What Jesus Said About His Own Triumph

In the last hours of his life in answer to Pontius Pilate Jesus said, "My kingdom is not of this world. If my kingdom were of this world, my servants would have been fighting, that I might not be delivered over to the Jews. But my kingdom is not from the world" (John 18:36).

This does not mean that the kingdom of Christ has no impact on this world. The salt and light and truth and beauty that the kingdom of Christ brings to this world are inestimable. What it means is that this kingdom does not advance by the sword. To spread the gospel and establish the church of Christ and transform the world, Christ puts one sword into the hands of his people: the Word of God.

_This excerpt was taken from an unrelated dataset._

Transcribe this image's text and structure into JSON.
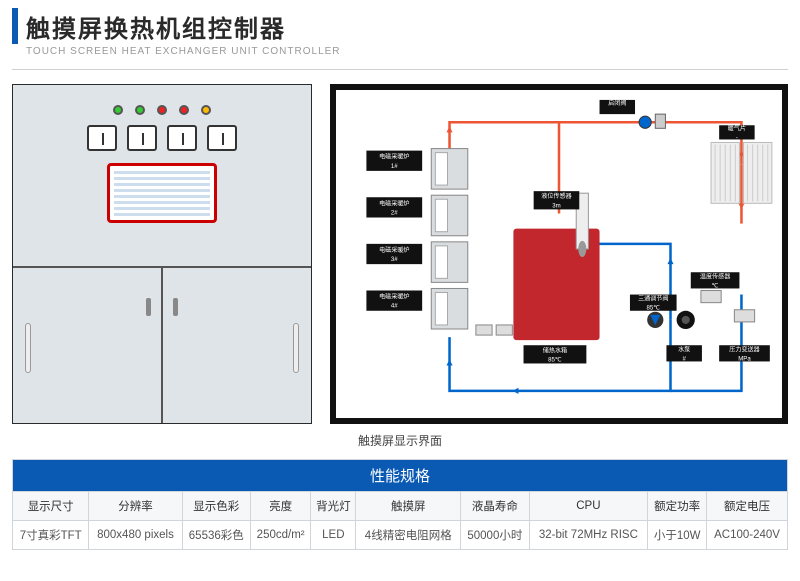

And in that Word he says, "Repay no one evil for evil . . . Beloved, never avenge yourselves, but leave it to the wrath of God, for it is written, 'Vengeance is mine, I will repay, says the Lord'" (Romans 12:17, 19). The vengeance of Christ, and the final end of tolerance, is the ground of love, not violence.

Therefore Christian graduates of Wheaton College will not play the Joshua of the conquest of Canaan, which was a redemptive-historical season of savagery and judgment, appointed by God for a limited time and place. But now with the coming of Jesus into the world and the kingdom of God being taken away from Israel (Matthew 21:43) and given to a people bearing the fruits of it from every tribe and tongue and nation-Palestinian, Jew, Saudi, Afghani, Latino, Chinese-a new time and a new way is here. The way of suffering and patience and love and courage, persuading and pleading with the world to be reconciled to God.

My Question as a Prayer

Lord, do you want us to tell fire to come down from heaven and consume them? (Luke 9:54). No, you don't know what spirit you are of. Come, walk with me toward Jerusalem, we have other villages to reach.

Lord, an enemy has sown weeds with the wheat in the world. Do you want us to go pull them up? No. Let them grow. At harvest time I will tell the reapers, Gather the weeds first and bind them in bundles to be burned, but gather the wheat into my barn (Matthew 13:30).

God, should we fight to spare our Christ the shame of rejection and the cross? No. Put your sword away. Join my Son on the Calvary road. Show by your willingness to rejoice in unjust treatment for Christ's sake that your treasure is in heaven, and that you know the day is coming when all tolerance will cease, and Christ alone will be exalted. Let that be your joy and your hope, class of 2002. Follow the crucified Christ in patient suffering. Don't kill to spread your faith. Die to spread your faith. Christ is the end and the ground of your tolerance and your suffering. Give place to wrath. Love your enemies.

May the seed of this message find good soil in the class of 2002 so that you become unshakeable trees of conviction and courage and love.